WATCH: Pipeline Company Attacks Indigenous Protesters With Dogs And Pepper Spray

On Saturday, dozens of indigenous people were attacked by private security while protesting the construction of the Dakota Access pipeline. The Associated Press reports that at least 30 people were pepper-sprayed and six people had been bitten by dogs, including one child. There were no police officers on site.

The protestors broke through fencing and rushed towards construction crews, though none of them appear to have been acting violently. The construction crew was using bulldozers to remove top soil from the site of an ancient indigenous burial ground.

Standing Rock Sioux chairman David Archambault II said in a statement that:

“This demolition is devastating.
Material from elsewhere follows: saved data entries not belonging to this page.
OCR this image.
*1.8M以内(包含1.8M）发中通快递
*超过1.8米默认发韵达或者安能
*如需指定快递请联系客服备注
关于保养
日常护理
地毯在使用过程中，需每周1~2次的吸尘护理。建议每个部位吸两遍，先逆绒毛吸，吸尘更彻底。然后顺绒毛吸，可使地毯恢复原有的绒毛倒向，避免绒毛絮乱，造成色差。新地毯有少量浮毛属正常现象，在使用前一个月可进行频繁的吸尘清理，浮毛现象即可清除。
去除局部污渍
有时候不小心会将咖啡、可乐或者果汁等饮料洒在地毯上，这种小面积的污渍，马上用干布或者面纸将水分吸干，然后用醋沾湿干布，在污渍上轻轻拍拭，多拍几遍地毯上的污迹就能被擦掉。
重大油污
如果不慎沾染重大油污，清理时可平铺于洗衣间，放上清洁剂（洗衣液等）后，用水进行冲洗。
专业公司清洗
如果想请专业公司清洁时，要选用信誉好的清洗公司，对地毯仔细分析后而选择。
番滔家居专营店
These grounds are the resting places of our ancestors. The ancient cairns and stone prayer rings there cannot be replaced. In one day, our sacred land has been turned into hollow ground.”
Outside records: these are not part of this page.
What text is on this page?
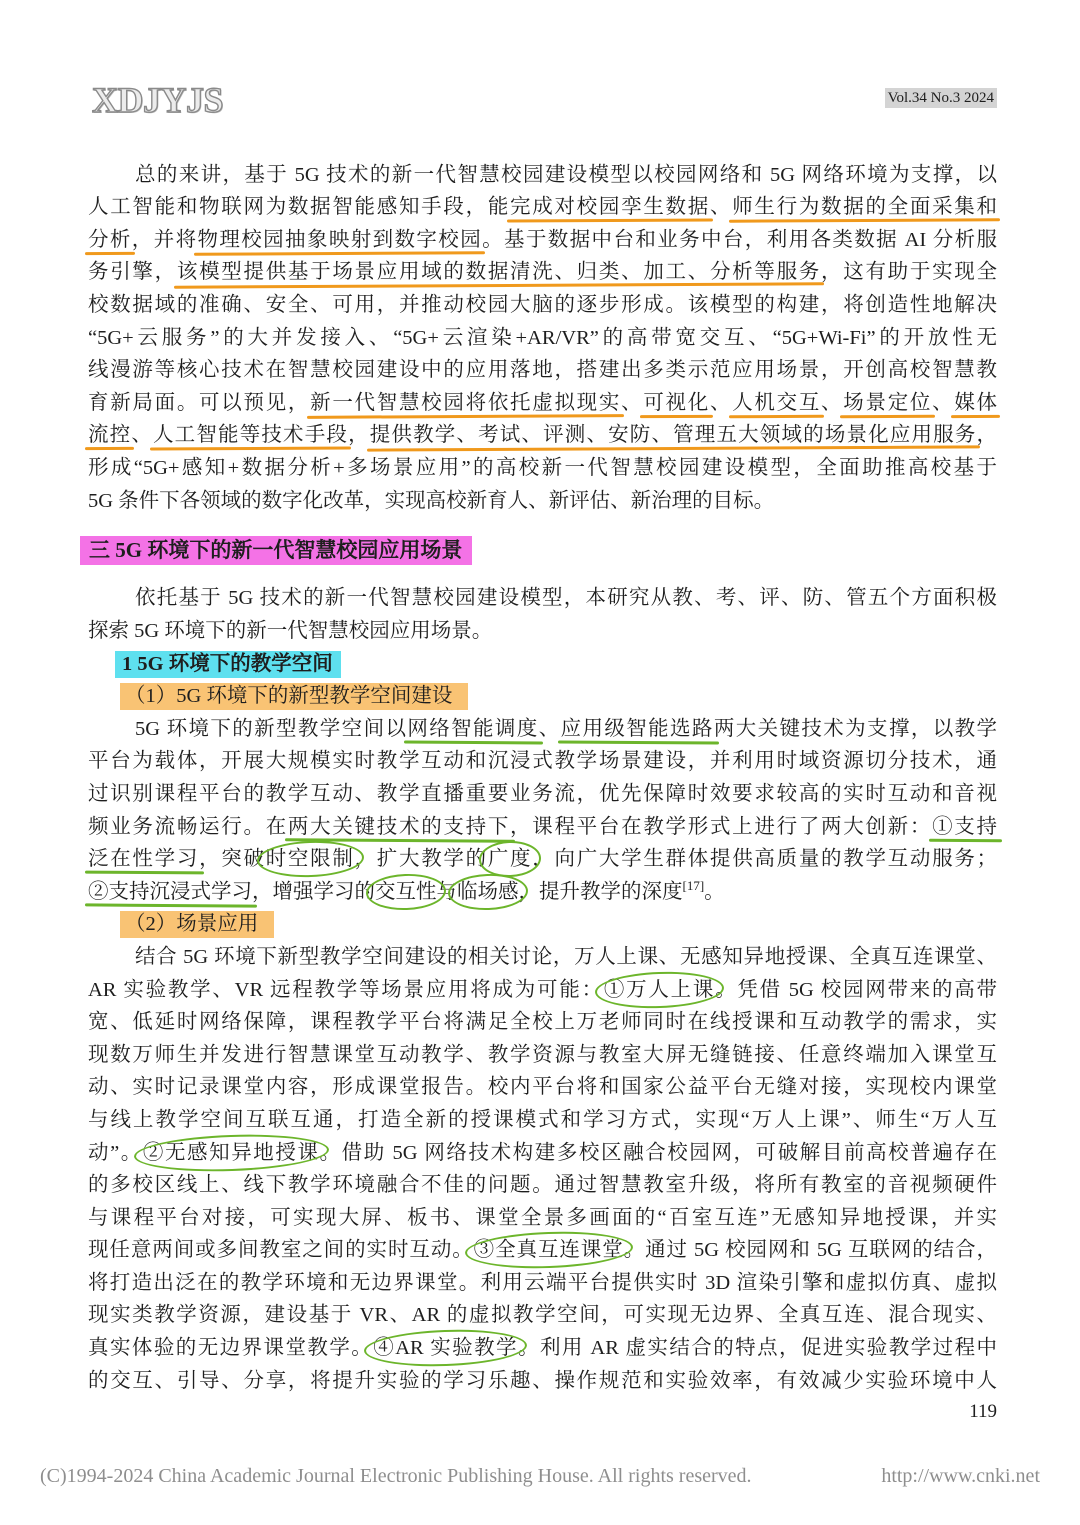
XDJYJS	Vol.34 No.3 2024
总的来讲，基于 5G 技术的新一代智慧校园建设模型以校园网络和 5G 网络环境为支撑，以
人工智能和物联网为数据智能感知手段，能完成对校园孪生数据、师生行为数据的全面采集和
分析，并将物理校园抽象映射到数字校园。基于数据中台和业务中台，利用各类数据 AI 分析服
务引擎，该模型提供基于场景应用域的数据清洗、归类、加工、分析等服务，这有助于实现全
校数据域的准确、安全、可用，并推动校园大脑的逐步形成。该模型的构建，将创造性地解决
“5G+云服务”的大并发接入、“5G+云渲染+AR/VR”的高带宽交互、“5G+Wi-Fi”的开放性无
线漫游等核心技术在智慧校园建设中的应用落地，搭建出多类示范应用场景，开创高校智慧教
育新局面。可以预见，新一代智慧校园将依托虚拟现实、可视化、人机交互、场景定位、媒体
流控、人工智能等技术手段，提供教学、考试、评测、安防、管理五大领域的场景化应用服务，
形成“5G+感知+数据分析+多场景应用”的高校新一代智慧校园建设模型，全面助推高校基于
5G 条件下各领域的数字化改革，实现高校新育人、新评估、新治理的目标。
三 5G 环境下的新一代智慧校园应用场景
依托基于 5G 技术的新一代智慧校园建设模型，本研究从教、考、评、防、管五个方面积极
探索 5G 环境下的新一代智慧校园应用场景。
1 5G 环境下的教学空间
（1）5G 环境下的新型教学空间建设
5G 环境下的新型教学空间以网络智能调度、应用级智能选路两大关键技术为支撑，以教学
平台为载体，开展大规模实时教学互动和沉浸式教学场景建设，并利用时域资源切分技术，通
过识别课程平台的教学互动、教学直播重要业务流，优先保障时效要求较高的实时互动和音视
频业务流畅运行。在两大关键技术的支持下，课程平台在教学形式上进行了两大创新：①支持
泛在性学习，突破时空限制，扩大教学的广度，向广大学生群体提供高质量的教学互动服务；
②支持沉浸式学习，增强学习的交互性与临场感，提升教学的深度[17]。
（2）场景应用
结合 5G 环境下新型教学空间建设的相关讨论，万人上课、无感知异地授课、全真互连课堂、
AR 实验教学、VR 远程教学等场景应用将成为可能：①万人上课。凭借 5G 校园网带来的高带
宽、低延时网络保障，课程教学平台将满足全校上万老师同时在线授课和互动教学的需求，实
现数万师生并发进行智慧课堂互动教学、教学资源与教室大屏无缝链接、任意终端加入课堂互
动、实时记录课堂内容，形成课堂报告。校内平台将和国家公益平台无缝对接，实现校内课堂
与线上教学空间互联互通，打造全新的授课模式和学习方式，实现“万人上课”、师生“万人互
动”。②无感知异地授课。借助 5G 网络技术构建多校区融合校园网，可破解目前高校普遍存在
的多校区线上、线下教学环境融合不佳的问题。通过智慧教室升级，将所有教室的音视频硬件
与课程平台对接，可实现大屏、板书、课堂全景多画面的“百室互连”无感知异地授课，并实
现任意两间或多间教室之间的实时互动。③全真互连课堂。通过 5G 校园网和 5G 互联网的结合，
将打造出泛在的教学环境和无边界课堂。利用云端平台提供实时 3D 渲染引擎和虚拟仿真、虚拟
现实类教学资源，建设基于 VR、AR 的虚拟教学空间，可实现无边界、全真互连、混合现实、
真实体验的无边界课堂教学。④AR 实验教学。利用 AR 虚实结合的特点，促进实验教学过程中
的交互、引导、分享，将提升实验的学习乐趣、操作规范和实验效率，有效减少实验环境中人
119
(C)1994-2024 China Academic Journal Electronic Publishing House. All rights reserved.	http://www.cnki.net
Democracy Now! was on the ground at the time of the attack. Here are photos and video footage that shows the damage that was done to protestors.
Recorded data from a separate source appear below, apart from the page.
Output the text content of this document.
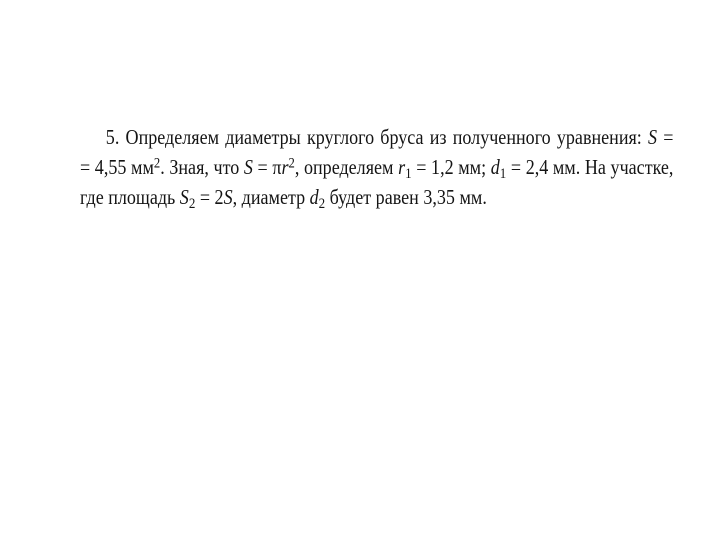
5. Определяем диаметры круглого бруса из полученного уравнения: S =
= 4,55 $мм^2$. Зная, что $S = \pi r^2$, определяем $r_1 = 1,2$ мм; $d_1 = 2,4$ мм. На участке,
где площадь $S_2 = 2S$, диаметр $d_2$ будет равен 3,35 мм.
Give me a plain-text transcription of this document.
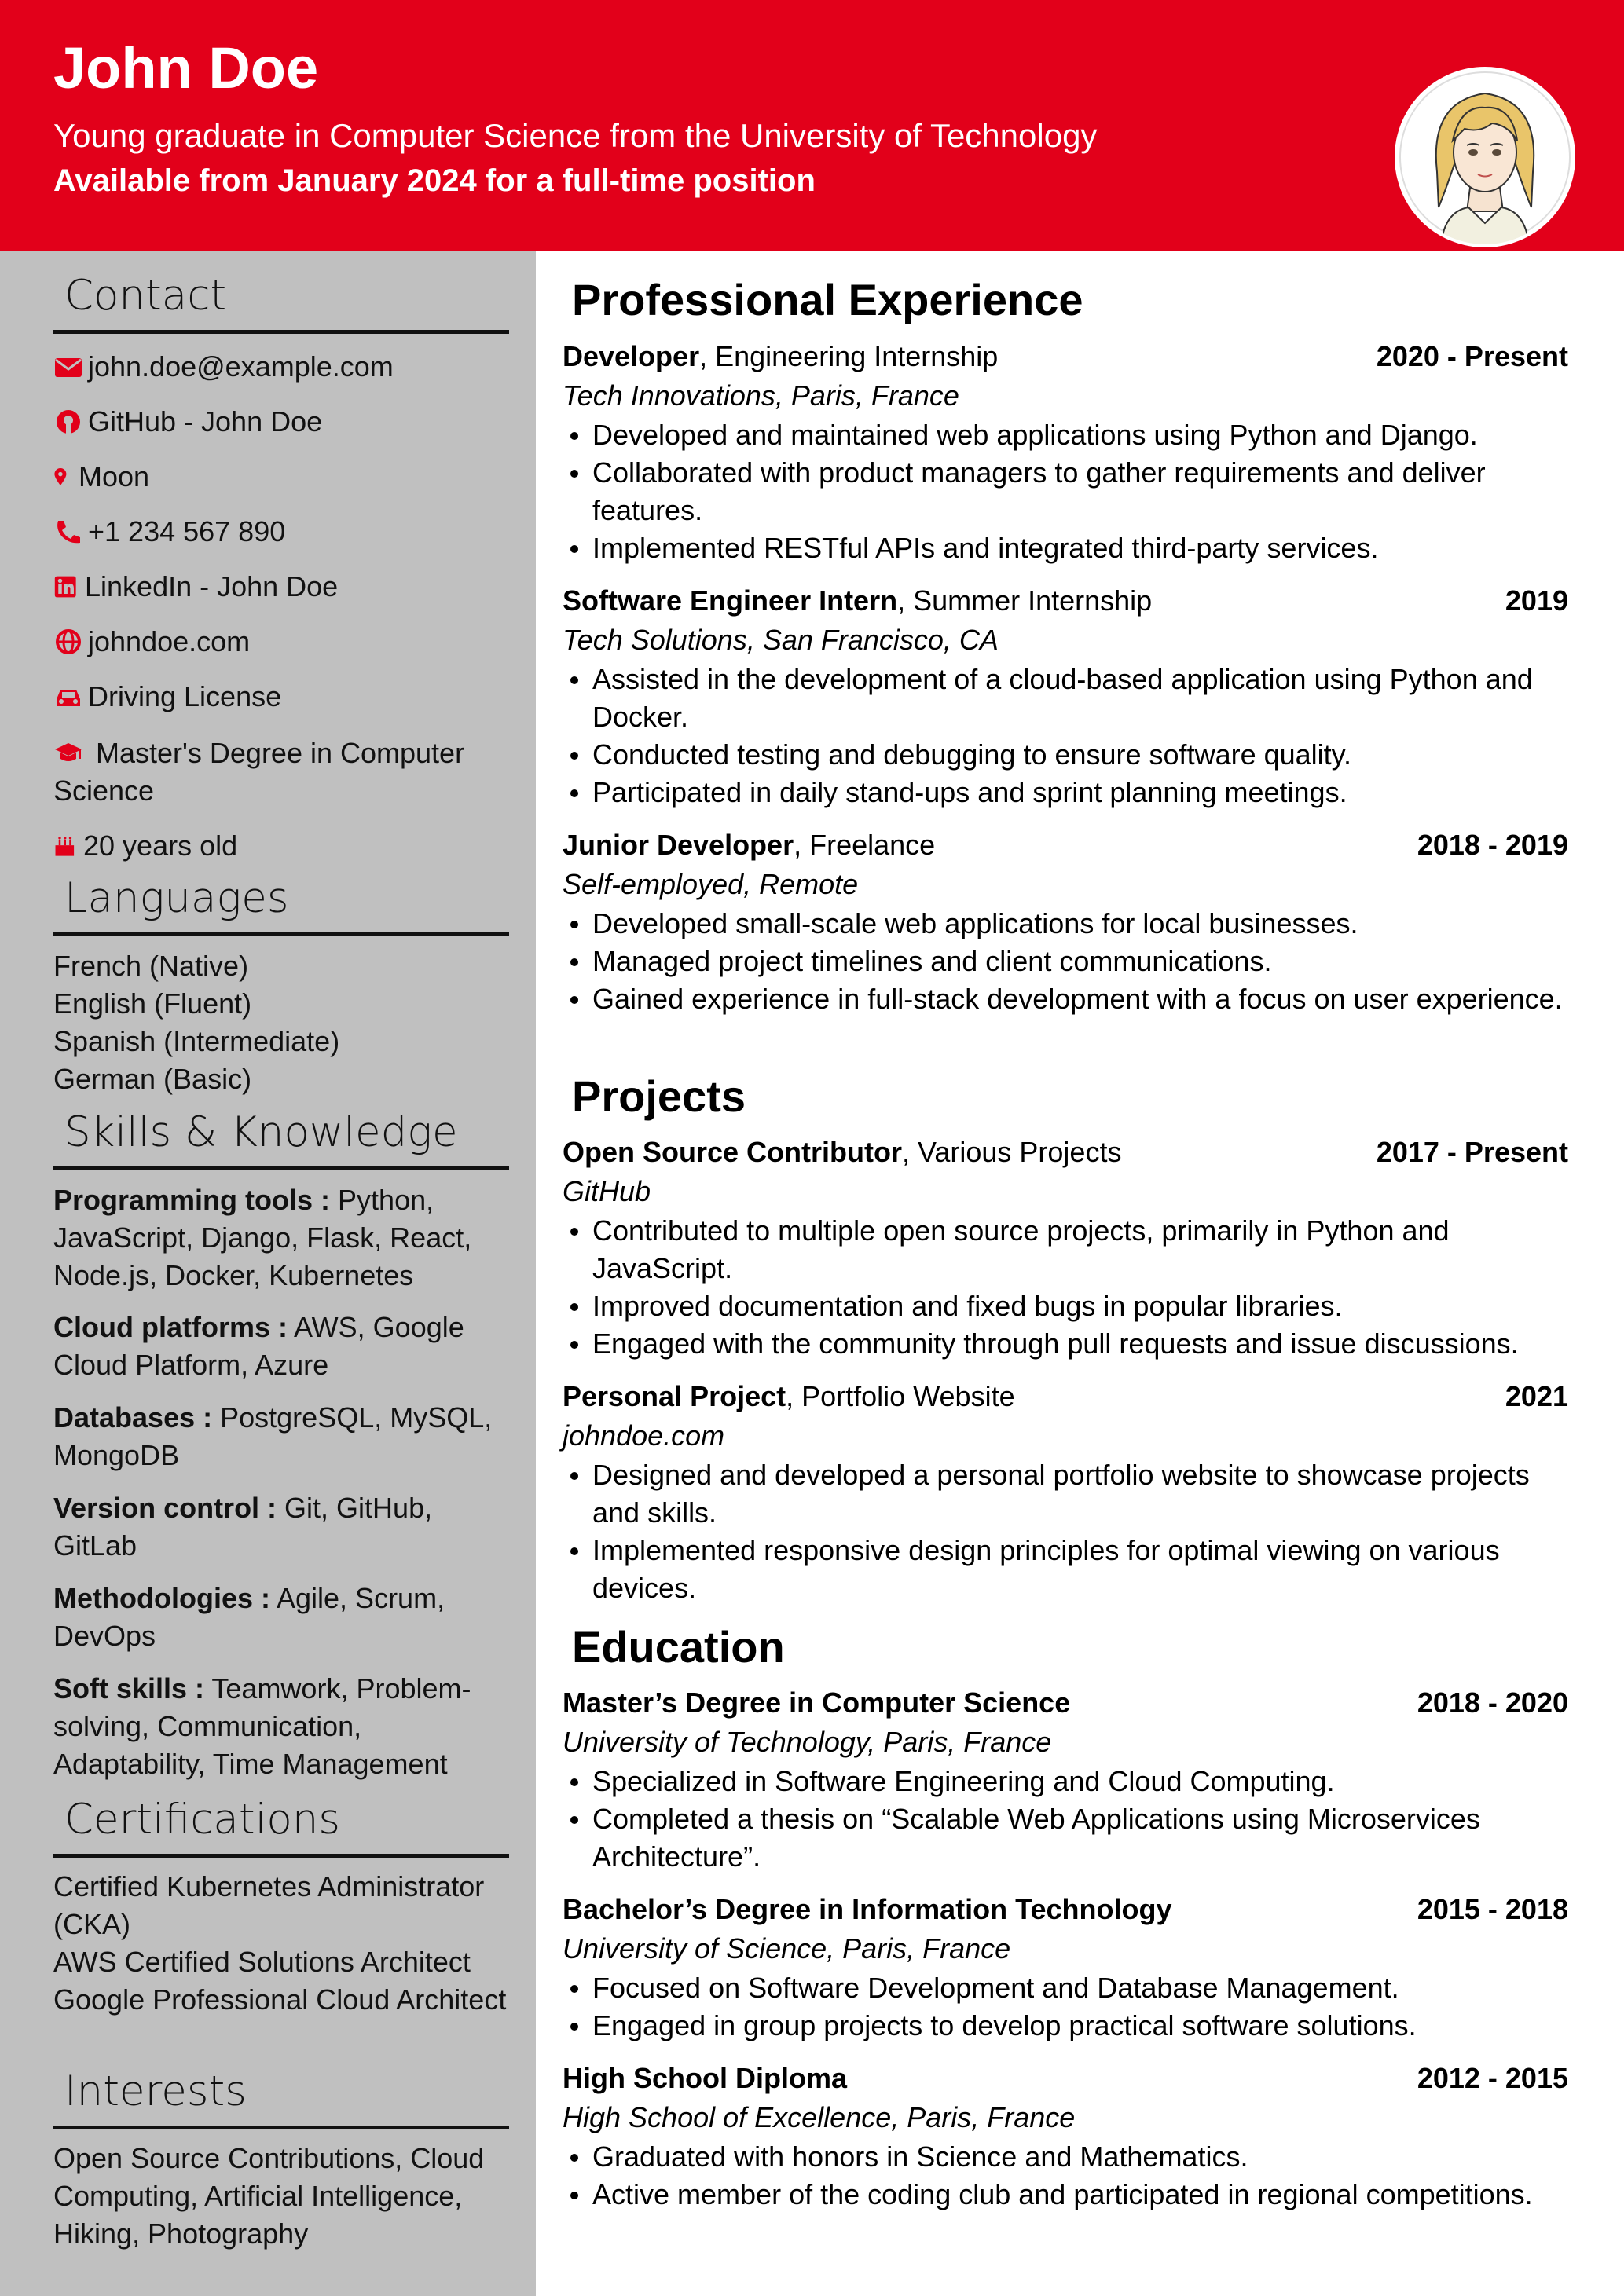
John Doe
Young graduate in Computer Science from the University of Technology
Available from January 2024 for a full-time position
Contact
john.doe@example.com
GitHub - John Doe
Moon
+1 234 567 890
LinkedIn - John Doe
johndoe.com
Driving License
Master's Degree in Computer Science
20 years old
Languages
French (Native)
English (Fluent)
Spanish (Intermediate)
German (Basic)
Skills & Knowledge
Programming tools : Python, JavaScript, Django, Flask, React, Node.js, Docker, Kubernetes
Cloud platforms : AWS, Google Cloud Platform, Azure
Databases : PostgreSQL, MySQL, MongoDB
Version control : Git, GitHub, GitLab
Methodologies : Agile, Scrum, DevOps
Soft skills : Teamwork, Problem-solving, Communication, Adaptability, Time Management
Certifications
Certified Kubernetes Administrator (CKA)
AWS Certified Solutions Architect
Google Professional Cloud Architect
Interests
Open Source Contributions, Cloud Computing, Artificial Intelligence, Hiking, Photography
Professional Experience
Developer, Engineering Internship	2020 - Present
Tech Innovations, Paris, France
Developed and maintained web applications using Python and Django.
Collaborated with product managers to gather requirements and deliver features.
Implemented RESTful APIs and integrated third-party services.
Software Engineer Intern, Summer Internship	2019
Tech Solutions, San Francisco, CA
Assisted in the development of a cloud-based application using Python and Docker.
Conducted testing and debugging to ensure software quality.
Participated in daily stand-ups and sprint planning meetings.
Junior Developer, Freelance	2018 - 2019
Self-employed, Remote
Developed small-scale web applications for local businesses.
Managed project timelines and client communications.
Gained experience in full-stack development with a focus on user experience.
Projects
Open Source Contributor, Various Projects	2017 - Present
GitHub
Contributed to multiple open source projects, primarily in Python and JavaScript.
Improved documentation and fixed bugs in popular libraries.
Engaged with the community through pull requests and issue discussions.
Personal Project, Portfolio Website	2021
johndoe.com
Designed and developed a personal portfolio website to showcase projects and skills.
Implemented responsive design principles for optimal viewing on various devices.
Education
Master’s Degree in Computer Science	2018 - 2020
University of Technology, Paris, France
Specialized in Software Engineering and Cloud Computing.
Completed a thesis on “Scalable Web Applications using Microservices Architecture”.
Bachelor’s Degree in Information Technology	2015 - 2018
University of Science, Paris, France
Focused on Software Development and Database Management.
Engaged in group projects to develop practical software solutions.
High School Diploma	2012 - 2015
High School of Excellence, Paris, France
Graduated with honors in Science and Mathematics.
Active member of the coding club and participated in regional competitions.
This is just the latest incident to happen in a protest that has gone on for months. The Dakota Access pipeline once constructed would span four states. From an environmentalist’s standpoint—or anyone who is at least mildly concerned with combating climate change –  we should be thankful that the demonstrations are taking place.  The pipeline is expected to transport 570,000 barrels of crude oil per day from the Bakken region in North Dakota to Illinois.

Despite being sold to the public as a means of securing energy independence, The Intercept recently revealed that at least some of the oil transported by the pipeline will be exported. How much exactly will be exported is unknown. However, recent changes in oil and gas export laws, as well as changes in the oil and gas market, have created conditions that make it far more profitable to export oil than to sell it domestically.